In many asset sales, buyers expressly state that they are not assuming any liability for pre-closing benefit plan operations. Parties to these transactions have assumed that courts will respect these disclaimers, but the reality is that there is some troubling authority on successor liability under ERISA where a seller fails to provide benefits or make contributions.

There are a few specific instances, for example under COBRA where a buyer may automatically have successor liability for continuing benefits if the seller of the business terminates all coverage. A recent decision by the Court of Appeals for the Third Circuit has created even more cause for buyer concern.

Recent Case Law

The Court of Appeals for the Third Circuit found that a purchaser of assets could be liable for an insolvent seller’s unpaid contributions to multi-employer plans by expanding upon precedent under federal labor law and Title VII. The court ruled that as a matter of statutory policy of protecting plan participants, successor liability can be found under ERISA if the buyer has notice and there is a continuation of the seller’s business without interruption or substantial change.

The court was influenced by the fact that the employees had lost their medical coverage after contributions stopped. We don’t know all of the terms of the purchase agreement from this decision, but the court mentions that unpaid contributions were not listed among the assumed liabilities in the agreement. Underpinning the court’s rationale was that the buyer with notice of a liability was in a position to insulate itself by a purchase price reduction or through an indemnity clause.

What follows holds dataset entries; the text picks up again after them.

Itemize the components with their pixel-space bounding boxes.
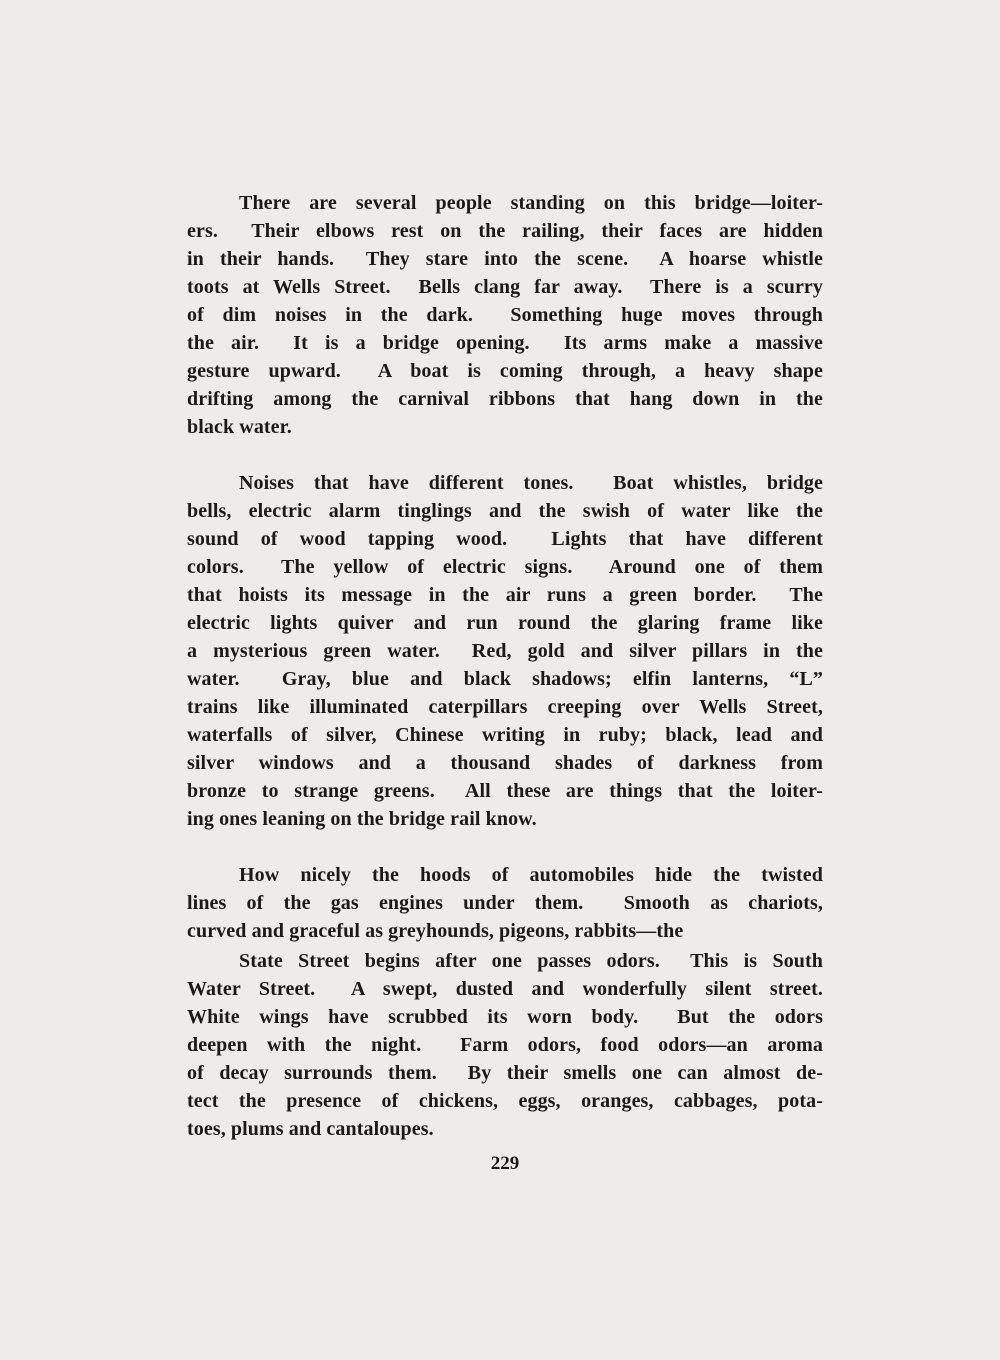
text-line: the air. It is a bridge opening. Its arms make a massive — [187, 332, 823, 354]
page-text-block — [187, 189, 823, 1143]
text-line: colors. The yellow of electric signs. Around one of them — [187, 556, 823, 578]
text-line: toots at Wells Street. Bells clang far away. There is a scurry — [187, 276, 823, 298]
paragraph — [187, 469, 823, 833]
text-line: of dim noises in the dark. Something huge moves through — [187, 304, 823, 326]
page-number: 229 — [490, 1153, 520, 1174]
text-line: trains like illuminated caterpillars creeping over Wells Street, — [187, 696, 823, 718]
text-line: State Street begins after one passes odors. This is South — [239, 950, 823, 972]
text-line: in their hands. They stare into the scene. A hoarse whistle — [187, 248, 823, 270]
text-line: There are several people standing on this bridge—loiter- — [239, 192, 823, 214]
text-line: a mysterious green water. Red, gold and silver pillars in the — [187, 640, 823, 662]
paragraph — [187, 947, 823, 1143]
text-line: waterfalls of silver, Chinese writing in ruby; black, lead and — [187, 724, 823, 746]
text-line: curved and graceful as greyhounds, pigeons, rabbits—the — [187, 920, 684, 942]
text-line: drifting among the carnival ribbons that hang down in the — [187, 388, 823, 410]
text-line: gesture upward. A boat is coming through, a heavy shape — [187, 360, 823, 382]
text-line: silver windows and a thousand shades of darkness from — [187, 752, 823, 774]
text-line: toes, plums and cantaloupes. — [187, 1118, 434, 1140]
paragraph — [187, 189, 823, 441]
text-line: deepen with the night. Farm odors, food odors—an aroma — [187, 1034, 823, 1056]
text-line: of decay surrounds them. By their smells one can almost de- — [187, 1062, 823, 1084]
text-line: lines of the gas engines under them. Smooth as chariots, — [187, 892, 823, 914]
text-line: White wings have scrubbed its worn body. But the odors — [187, 1006, 823, 1028]
text-line: ing ones leaning on the bridge rail know. — [187, 808, 537, 830]
text-line: water. Gray, blue and black shadows; elfin lanterns, “L” — [187, 668, 823, 690]
text-line: Water Street. A swept, dusted and wonderfully silent street. — [187, 978, 823, 1000]
text-line: electric lights quiver and run round the glaring frame like — [187, 612, 823, 634]
text-line: black water. — [187, 416, 292, 438]
text-line: How nicely the hoods of automobiles hide the twisted — [239, 864, 823, 886]
text-line: ers. Their elbows rest on the railing, their faces are hidden — [187, 220, 823, 242]
text-line: Noises that have different tones. Boat whistles, bridge — [239, 472, 823, 494]
text-line: bells, electric alarm tinglings and the swish of water like the — [187, 500, 823, 522]
text-line: sound of wood tapping wood. Lights that have different — [187, 528, 823, 550]
text-line: that hoists its message in the air runs a green border. The — [187, 584, 823, 606]
text-line: bronze to strange greens. All these are things that the loiter- — [187, 780, 823, 802]
paragraph — [187, 861, 823, 945]
text-line: tect the presence of chickens, eggs, oranges, cabbages, pota- — [187, 1090, 823, 1112]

The law on successor liability under ERISA is far from settled and other courts may defer to the contractual agreement of the parties. For example, the U.S. Court of Appeals for the Seventh Circuit recently held that the purchaser of all of the assets of a bankrupt business did not have successor liability for “top hat” plan benefits under more traditional common law principles of successorship liability, which are stricter than the statutory policy requirements applied by the Third Circuit. (It should be noted, however, that other federal courts, including the Court of Appeals for the Seventh Circuit, have found that there is successor liability for benefits obligations in other circumstances.)

Practical Tips for Employers

Here are some practical tips for buyers desiring to protect themselves from successor liability:

  • Do thorough due diligence to identify potential liabilities and problems. By requiring notice, the court may have seemed to say that ignorance of problems is bliss, but you can’t adjust the sale terms to properly account for specific liabilities unless you know about them.
  • Require good representations from the seller that all required plan contributions have been made in a timely manner, and that there are no material outstanding benefit liabilities.
  • Draft covenants requiring the seller to continue to provide benefits accrued prior to the closing, and consider asking that certain benefits be paid out or that escrow accounts be established to back up the seller’s obligations.
  • Expressly disclaim any liability for benefits and contributions accrued prior to the closing.
  • Negotiate a current purchase price adjustment for disclosed problems and delinquencies.
  • Consider obtaining indemnification commitments from individual shareholders as well as from the selling entity. This is particularly important if the seller will not have remaining active businesses.
  • Try to work out practical arrangements to avoid the risk of successor liability. For example, require that the seller continue to offer medical benefits to COBRA beneficiaries for the statutory continuation period.

In some cases where the risk of a seller’s failure to fulfill its obligations seems high, the buyer might decide not to go ahead with the purchase.